At the same time, speculation about when interest rates will start rising, combined with heightened rhetoric from the Bank of England about the risks of the property market have increased buyer caution.
The group said demand for property was now at its lowest level since the beginning of 2013, with the London market particularly affected by the new wariness among buyers.
The lower level of demand led to a slowdown in newly agreed sales, with this measure recording its most subdued pace of increase since the autumn of 2012.
At the same time, the number of new properties coming on to the market increased for the first time since December 2013, helping to further ease the mismatch between supply and demand.
The Bank of England has indicated that interest rates could start to rise by the end of this year.
It has also introduced measures to help cool the property market, after warning that booming house prices could threaten the UK’s economic recovery.
Under these measures lenders must ensure no more than 15 per cent of new mortgages go to people borrowing more than 4.5 times their income.
Banks must also check whether borrowers could continue to afford their mortgages if interest rates rose by 3 per cent.
Simon Rubinsohn, RICS chief economist, said: “The Bank of England’s recent introduction of a ceiling on high loan to income lending and a 3 per cent interest rate stress test is unlikely on its own to have an immediate influence on the market.
“However, rhetoric from key officials at the Bank including Mark Carney, alongside the consequences of the introduction of the MMR are already slowing momentum particularly in London.
“Buyer enquiries in the capital are now slipping back which suggests that the very sharp upward move in prices will flatten over the coming months.”
But he added that he expected the “more hard fought recovery” in the rest of the country to remain intact.
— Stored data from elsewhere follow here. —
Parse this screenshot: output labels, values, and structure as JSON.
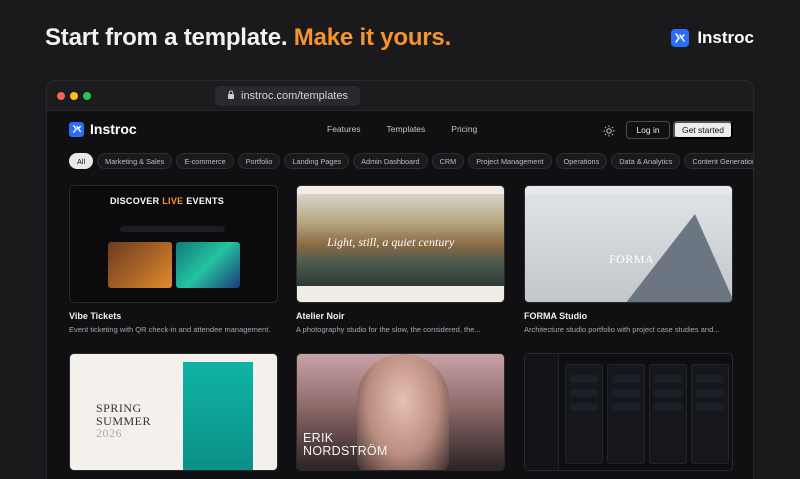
{
  "hero": {
    "part1": "Start from a template.",
    "part2": "Make it yours."
  },
  "brand": {
    "name": "Instroc",
    "accent": "#2b6ef5",
    "highlight": "#f7932b"
  },
  "browser": {
    "url": "instroc.com/templates"
  },
  "nav": {
    "brand": "Instroc",
    "links": [
      "Features",
      "Templates",
      "Pricing"
    ],
    "theme_icon": "sun-icon",
    "login": "Log in",
    "get_started": "Get started"
  },
  "categories": [
    "All",
    "Marketing & Sales",
    "E-commerce",
    "Portfolio",
    "Landing Pages",
    "Admin Dashboard",
    "CRM",
    "Project Management",
    "Operations",
    "Data & Analytics",
    "Content Generation"
  ],
  "active_category": "All",
  "templates": [
    {
      "title": "Vibe Tickets",
      "desc": "Event ticketing with QR check-in and attendee management.",
      "thumb_heading_a": "DISCOVER ",
      "thumb_heading_b": "LIVE",
      "thumb_heading_c": " EVENTS"
    },
    {
      "title": "Atelier Noir",
      "desc": "A photography studio for the slow, the considered, the...",
      "thumb_text": "Light, still, a quiet century"
    },
    {
      "title": "FORMA Studio",
      "desc": "Architecture studio portfolio with project case studies and...",
      "thumb_text": "FORMA"
    },
    {
      "title": "",
      "desc": "",
      "thumb_line1": "SPRING",
      "thumb_line2": "SUMMER",
      "thumb_line3": "2026"
    },
    {
      "title": "",
      "desc": "",
      "thumb_line1": "ERIK",
      "thumb_line2": "NORDSTRÖM"
    },
    {
      "title": "",
      "desc": ""
    }
  ]
}
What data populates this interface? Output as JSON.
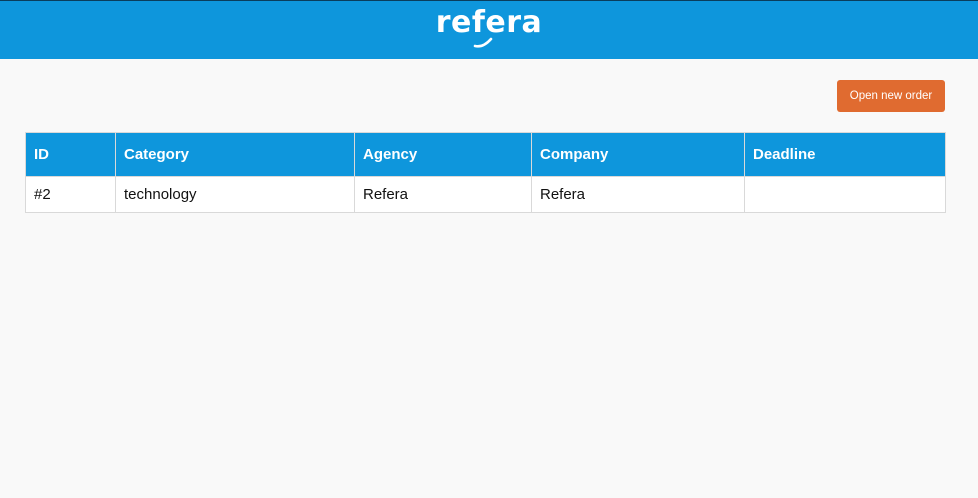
{
  "header": {
    "logo_text": "refera",
    "background_color": "#0e96dc"
  },
  "actions": {
    "open_new_order_label": "Open new order",
    "button_color": "#e06b30"
  },
  "table": {
    "columns": [
      "ID",
      "Category",
      "Agency",
      "Company",
      "Deadline"
    ],
    "rows": [
      {
        "id": "#2",
        "category": "technology",
        "agency": "Refera",
        "company": "Refera",
        "deadline": ""
      }
    ]
  }
}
Despite the slower market, a balance of 53 per cent of surveyors still reported house price increases during June, although the figure was down slightly from 56 per cent in May.
Surveyors said prices rose in all 12 regions of the UK, with the South East and Northern Ireland experiencing the strongest growth for the second consecutive month.
But the group added that the rate of price growth in London appeared to be easing.
Going forward, the balance of surveyors expecting prices to rise rather than fall during the coming three months dropped to 26 per cent, down from 46 per cent in May, due to slowing demand and increased supply.
Today’s figures come the day after Halifax said house prices rose at an annual rate of 8.8 per cent in June, although they fell by 0.6 per cent during the month itself.
The typical property in the UK currently costs £260,311, according to Zoopla.